Irrigazione, monitoraggio e prodotti contro gli elateridi
Il progetto P.A.T.A.T.A. punta a contrastare in modo sostenibile i danni da elateridi nella coltura della patata attraverso monitoraggi mirati, tecniche irrigue efficienti e pratiche agronomiche integrate
In risposta al problema crescente degli elateridi sulla coltivazione delle patate non solo in Emilia-Romagna, ma in altre regioni italiane ed europee, è nato il nuovo progetto P.A.T.A.T.A. – Produrre Aggregando Tecnici e Agricoltori, Tutelando l’Acqua – finalizzato a rilanciare in chiave sostenibile e innovativa la filiera della pataticoltura in Emilia-Romagna.
Nell’ambito specifico degli elateridi, gli intenti concreti del progetto sono la determinazione di soglie catture degli adulti che causano danno su patata nell’anno successivo, lo studio della predisposizione del rischio da elateridi associato ai diversi metodi e volumi irrigui, l’implementazione di sistemi di supporto alle decisioni per il rischio da elateridi e la sperimentazione di prodotti naturali da applicare in fertirrigazione.
I primi risultati del progetto
I risultati preliminari raccolti nel primo anno di monitoraggio e sperimentazioni, per quanto riguarda gli elateridi, evidenziano nelle dieci aziende osservate un’incidenza media del 13,5% (tuberi con almeno un foro).

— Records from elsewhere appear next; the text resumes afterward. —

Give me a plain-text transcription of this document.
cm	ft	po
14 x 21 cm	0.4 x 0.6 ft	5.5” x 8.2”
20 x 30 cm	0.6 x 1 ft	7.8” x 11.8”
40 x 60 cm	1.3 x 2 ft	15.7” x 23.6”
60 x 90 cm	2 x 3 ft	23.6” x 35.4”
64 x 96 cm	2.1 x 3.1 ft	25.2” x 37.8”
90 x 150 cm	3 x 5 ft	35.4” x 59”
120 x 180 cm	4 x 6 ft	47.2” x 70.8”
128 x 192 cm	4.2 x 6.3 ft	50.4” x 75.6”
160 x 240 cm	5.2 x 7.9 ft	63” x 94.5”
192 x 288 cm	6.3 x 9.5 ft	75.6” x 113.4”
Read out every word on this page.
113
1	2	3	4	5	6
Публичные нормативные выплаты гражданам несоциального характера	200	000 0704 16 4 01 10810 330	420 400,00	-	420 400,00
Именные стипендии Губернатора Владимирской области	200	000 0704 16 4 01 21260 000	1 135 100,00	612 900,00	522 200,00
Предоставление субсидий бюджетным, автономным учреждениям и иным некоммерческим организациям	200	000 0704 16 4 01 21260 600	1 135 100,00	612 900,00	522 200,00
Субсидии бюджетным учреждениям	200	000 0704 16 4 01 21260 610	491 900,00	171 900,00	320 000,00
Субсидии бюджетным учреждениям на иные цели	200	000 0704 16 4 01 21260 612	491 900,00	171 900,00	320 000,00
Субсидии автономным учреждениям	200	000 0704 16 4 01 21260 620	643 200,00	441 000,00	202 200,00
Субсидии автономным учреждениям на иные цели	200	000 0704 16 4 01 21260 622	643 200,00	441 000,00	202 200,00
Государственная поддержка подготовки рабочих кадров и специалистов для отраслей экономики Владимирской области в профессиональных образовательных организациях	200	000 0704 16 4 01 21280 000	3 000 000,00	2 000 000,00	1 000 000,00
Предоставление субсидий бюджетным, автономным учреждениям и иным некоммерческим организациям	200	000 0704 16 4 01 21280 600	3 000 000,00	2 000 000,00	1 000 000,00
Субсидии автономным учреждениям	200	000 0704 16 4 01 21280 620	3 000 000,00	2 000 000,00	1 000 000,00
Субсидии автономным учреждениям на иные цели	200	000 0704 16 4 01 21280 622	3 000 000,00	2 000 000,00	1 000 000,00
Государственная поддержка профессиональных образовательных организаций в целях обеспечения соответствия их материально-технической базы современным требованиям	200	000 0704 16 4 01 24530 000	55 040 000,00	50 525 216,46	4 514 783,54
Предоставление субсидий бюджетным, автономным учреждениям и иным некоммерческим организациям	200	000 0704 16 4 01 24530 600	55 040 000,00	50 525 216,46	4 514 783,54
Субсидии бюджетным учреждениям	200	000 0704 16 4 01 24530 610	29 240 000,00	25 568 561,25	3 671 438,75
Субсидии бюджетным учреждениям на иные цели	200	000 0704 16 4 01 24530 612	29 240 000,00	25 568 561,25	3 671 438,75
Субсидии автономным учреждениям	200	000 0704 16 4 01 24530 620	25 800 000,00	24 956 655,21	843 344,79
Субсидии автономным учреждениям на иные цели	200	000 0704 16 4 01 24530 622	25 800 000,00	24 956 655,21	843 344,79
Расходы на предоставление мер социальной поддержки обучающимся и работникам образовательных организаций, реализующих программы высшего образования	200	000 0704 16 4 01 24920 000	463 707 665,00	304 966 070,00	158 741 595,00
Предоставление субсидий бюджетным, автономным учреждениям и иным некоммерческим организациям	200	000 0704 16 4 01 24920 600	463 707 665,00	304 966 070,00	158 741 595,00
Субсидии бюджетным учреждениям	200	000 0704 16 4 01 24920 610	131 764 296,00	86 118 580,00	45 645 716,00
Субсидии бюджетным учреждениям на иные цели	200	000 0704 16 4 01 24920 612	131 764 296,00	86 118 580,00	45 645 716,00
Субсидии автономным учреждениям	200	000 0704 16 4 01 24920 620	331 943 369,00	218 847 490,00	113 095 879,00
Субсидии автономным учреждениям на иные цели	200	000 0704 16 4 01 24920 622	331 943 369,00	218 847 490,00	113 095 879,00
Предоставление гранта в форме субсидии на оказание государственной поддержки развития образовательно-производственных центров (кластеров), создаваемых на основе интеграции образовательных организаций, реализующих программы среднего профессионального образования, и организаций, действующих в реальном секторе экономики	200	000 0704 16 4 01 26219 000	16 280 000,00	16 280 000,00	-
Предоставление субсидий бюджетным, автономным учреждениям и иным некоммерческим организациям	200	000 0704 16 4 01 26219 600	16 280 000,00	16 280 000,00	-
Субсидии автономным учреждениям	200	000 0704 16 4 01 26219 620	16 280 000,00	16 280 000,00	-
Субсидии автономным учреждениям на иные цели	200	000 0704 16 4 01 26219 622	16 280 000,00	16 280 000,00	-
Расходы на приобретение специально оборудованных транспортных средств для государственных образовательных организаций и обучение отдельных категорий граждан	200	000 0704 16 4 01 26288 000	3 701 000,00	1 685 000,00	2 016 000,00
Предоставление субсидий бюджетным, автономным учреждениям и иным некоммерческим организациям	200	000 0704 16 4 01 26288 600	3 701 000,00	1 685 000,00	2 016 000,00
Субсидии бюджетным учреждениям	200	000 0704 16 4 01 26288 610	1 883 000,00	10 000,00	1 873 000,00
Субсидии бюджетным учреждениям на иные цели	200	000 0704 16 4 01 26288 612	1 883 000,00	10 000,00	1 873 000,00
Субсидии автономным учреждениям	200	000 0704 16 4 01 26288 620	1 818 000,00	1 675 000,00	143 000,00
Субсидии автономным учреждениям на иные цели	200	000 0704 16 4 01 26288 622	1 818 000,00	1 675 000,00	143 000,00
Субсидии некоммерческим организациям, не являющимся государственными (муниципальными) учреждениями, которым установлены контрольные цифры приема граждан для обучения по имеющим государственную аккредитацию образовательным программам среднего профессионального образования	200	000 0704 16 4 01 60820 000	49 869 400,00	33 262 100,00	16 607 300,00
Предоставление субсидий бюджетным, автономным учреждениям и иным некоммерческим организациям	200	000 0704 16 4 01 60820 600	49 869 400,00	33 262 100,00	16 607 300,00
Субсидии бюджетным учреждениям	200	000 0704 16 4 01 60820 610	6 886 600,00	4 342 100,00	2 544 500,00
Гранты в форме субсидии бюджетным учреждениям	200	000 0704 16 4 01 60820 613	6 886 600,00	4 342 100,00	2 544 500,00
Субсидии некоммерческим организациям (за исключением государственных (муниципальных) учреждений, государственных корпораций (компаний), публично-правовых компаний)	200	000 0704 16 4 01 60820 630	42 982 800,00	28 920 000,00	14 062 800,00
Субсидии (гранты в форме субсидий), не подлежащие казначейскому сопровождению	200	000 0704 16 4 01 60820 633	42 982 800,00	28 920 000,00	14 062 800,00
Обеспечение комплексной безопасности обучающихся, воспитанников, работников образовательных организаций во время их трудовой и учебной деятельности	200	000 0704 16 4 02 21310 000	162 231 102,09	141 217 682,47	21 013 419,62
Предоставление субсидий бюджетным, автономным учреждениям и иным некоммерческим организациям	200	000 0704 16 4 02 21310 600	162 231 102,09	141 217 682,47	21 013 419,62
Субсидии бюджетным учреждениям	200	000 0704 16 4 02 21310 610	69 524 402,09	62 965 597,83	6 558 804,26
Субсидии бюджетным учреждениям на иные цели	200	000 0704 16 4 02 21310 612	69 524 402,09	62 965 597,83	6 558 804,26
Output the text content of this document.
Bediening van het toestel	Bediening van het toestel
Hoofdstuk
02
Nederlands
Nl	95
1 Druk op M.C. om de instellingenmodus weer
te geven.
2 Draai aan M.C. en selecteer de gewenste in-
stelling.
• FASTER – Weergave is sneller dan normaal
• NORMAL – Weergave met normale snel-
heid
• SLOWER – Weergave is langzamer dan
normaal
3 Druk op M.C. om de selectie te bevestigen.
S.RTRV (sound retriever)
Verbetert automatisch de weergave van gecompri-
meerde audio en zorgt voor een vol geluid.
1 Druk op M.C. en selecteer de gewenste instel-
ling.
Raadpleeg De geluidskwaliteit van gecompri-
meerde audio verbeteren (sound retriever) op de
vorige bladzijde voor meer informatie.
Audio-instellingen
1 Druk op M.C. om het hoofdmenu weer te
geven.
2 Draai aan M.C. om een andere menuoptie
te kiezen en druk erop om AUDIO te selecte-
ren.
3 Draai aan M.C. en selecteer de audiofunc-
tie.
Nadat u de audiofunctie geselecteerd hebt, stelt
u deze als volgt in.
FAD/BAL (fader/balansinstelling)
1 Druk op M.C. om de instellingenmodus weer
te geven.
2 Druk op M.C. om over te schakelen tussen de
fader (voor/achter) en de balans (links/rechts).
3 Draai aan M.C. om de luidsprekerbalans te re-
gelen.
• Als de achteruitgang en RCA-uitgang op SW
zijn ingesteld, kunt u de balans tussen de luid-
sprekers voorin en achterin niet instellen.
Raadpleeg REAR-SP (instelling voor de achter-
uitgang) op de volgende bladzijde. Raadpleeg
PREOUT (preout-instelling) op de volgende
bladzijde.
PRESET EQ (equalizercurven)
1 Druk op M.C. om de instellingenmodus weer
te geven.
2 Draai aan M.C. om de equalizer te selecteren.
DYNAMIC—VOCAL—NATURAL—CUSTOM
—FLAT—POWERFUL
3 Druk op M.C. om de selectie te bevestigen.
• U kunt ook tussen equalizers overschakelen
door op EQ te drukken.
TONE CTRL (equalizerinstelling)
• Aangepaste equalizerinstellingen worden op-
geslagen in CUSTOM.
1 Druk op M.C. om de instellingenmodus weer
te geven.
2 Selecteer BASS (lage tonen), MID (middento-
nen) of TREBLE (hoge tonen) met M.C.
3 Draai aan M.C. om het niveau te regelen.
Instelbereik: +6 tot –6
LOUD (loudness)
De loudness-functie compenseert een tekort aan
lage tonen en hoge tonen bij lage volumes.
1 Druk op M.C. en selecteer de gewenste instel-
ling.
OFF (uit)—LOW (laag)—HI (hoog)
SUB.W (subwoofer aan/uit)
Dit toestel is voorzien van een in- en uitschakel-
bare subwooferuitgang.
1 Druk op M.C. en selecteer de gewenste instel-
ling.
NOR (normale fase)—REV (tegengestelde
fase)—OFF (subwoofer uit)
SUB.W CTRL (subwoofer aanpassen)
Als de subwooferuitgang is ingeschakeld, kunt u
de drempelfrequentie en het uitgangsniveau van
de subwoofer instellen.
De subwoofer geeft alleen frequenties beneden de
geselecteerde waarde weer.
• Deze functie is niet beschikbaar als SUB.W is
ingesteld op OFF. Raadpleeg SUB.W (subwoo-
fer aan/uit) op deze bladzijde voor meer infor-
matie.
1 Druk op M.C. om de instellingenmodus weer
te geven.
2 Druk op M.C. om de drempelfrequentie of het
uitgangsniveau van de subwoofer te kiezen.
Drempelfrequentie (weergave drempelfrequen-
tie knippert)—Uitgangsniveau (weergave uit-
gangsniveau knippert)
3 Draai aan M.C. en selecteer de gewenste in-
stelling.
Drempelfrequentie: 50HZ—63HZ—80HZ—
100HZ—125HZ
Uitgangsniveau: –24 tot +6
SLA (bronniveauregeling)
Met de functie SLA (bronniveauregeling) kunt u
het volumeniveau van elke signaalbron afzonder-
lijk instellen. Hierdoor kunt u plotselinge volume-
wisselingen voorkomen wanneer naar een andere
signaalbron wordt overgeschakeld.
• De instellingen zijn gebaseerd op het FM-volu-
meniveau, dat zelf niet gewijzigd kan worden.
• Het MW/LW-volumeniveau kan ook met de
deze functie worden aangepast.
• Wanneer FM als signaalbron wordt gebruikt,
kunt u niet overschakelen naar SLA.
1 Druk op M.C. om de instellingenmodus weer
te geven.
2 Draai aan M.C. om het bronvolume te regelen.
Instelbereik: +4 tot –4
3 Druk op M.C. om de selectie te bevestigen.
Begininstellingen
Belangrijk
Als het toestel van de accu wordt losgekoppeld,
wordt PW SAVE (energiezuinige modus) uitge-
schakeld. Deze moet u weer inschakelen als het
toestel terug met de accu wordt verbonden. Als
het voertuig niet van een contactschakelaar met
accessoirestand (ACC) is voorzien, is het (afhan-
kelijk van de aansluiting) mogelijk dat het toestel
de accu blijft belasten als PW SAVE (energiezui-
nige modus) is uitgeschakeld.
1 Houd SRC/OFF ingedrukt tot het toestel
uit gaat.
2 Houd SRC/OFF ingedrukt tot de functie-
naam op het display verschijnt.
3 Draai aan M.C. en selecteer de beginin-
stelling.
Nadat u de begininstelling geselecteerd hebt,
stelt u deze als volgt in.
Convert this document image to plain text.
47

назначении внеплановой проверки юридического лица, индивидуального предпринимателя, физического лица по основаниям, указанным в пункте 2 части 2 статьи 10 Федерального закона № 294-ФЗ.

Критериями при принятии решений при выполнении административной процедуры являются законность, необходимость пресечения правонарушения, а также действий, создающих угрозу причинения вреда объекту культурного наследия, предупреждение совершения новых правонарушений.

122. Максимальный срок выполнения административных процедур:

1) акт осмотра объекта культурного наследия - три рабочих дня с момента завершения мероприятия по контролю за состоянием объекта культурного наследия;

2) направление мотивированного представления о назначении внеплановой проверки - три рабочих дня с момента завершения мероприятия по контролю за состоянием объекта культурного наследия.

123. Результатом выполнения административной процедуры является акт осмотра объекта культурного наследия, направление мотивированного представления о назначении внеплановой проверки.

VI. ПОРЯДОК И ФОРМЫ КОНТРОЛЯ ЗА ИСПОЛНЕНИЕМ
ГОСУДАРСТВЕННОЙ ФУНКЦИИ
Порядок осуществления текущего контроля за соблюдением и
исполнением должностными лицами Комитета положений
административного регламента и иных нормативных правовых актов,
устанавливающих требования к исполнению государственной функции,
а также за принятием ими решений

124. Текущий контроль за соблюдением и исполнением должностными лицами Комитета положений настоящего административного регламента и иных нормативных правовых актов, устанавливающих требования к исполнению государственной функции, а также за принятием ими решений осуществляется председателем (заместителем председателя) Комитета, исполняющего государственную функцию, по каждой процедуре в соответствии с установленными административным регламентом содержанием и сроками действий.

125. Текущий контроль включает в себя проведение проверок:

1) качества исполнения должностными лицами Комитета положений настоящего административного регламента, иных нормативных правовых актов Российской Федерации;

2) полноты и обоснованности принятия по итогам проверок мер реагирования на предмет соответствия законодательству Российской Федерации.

La gravità e il danno da elateridi sono stati significativamente maggiori negli appezzamenti irrigati a rotolone rispetto a quelli irrigati con sprinkler, manichetta e ala piovana. Le ricerche continueranno per verificare la correlazione fra il sistema irriguo e il danno delle larve.
Le catture con le trappole a feromoni mostrano una diversa composizione di specie a seconda delle zone di coltivazione, con una presenza maggiore di Agriotes litigiosus nella zona di Imola e Ferrara e la prevalenza di Agriotes sordidus nel bolognese. La correlazione fra le catture di adulti e i danni ai tuberi nello stesso appezzamento è maggiore per A. brevis e A. sordidus e minore per A. litigiosus, fatto probabilmente legato dalla diversa biologia di queste specie.
I prodotti testati
Il numero di adulti catturati nel 2025 verrà correlato con i danni ai tuberi registrati nella prossima stagione nello stesso appezzamento, per riuscire a stabilire delle soglie di allerta. Le più alte incidenze di danno registrate in appezzamenti con maggior contenuto in argilla e sostanza organica confermano le conoscenze precedenti sui fattori di rischio. Infine, sono stati testati alcuni prodotti naturali distribuiti in manichetta:
- un prodotto a base di capsaicina,
- un nuovo ceppo di Beauveria bassiana,
- un mix di oli essenziali (timolo+geraniolo).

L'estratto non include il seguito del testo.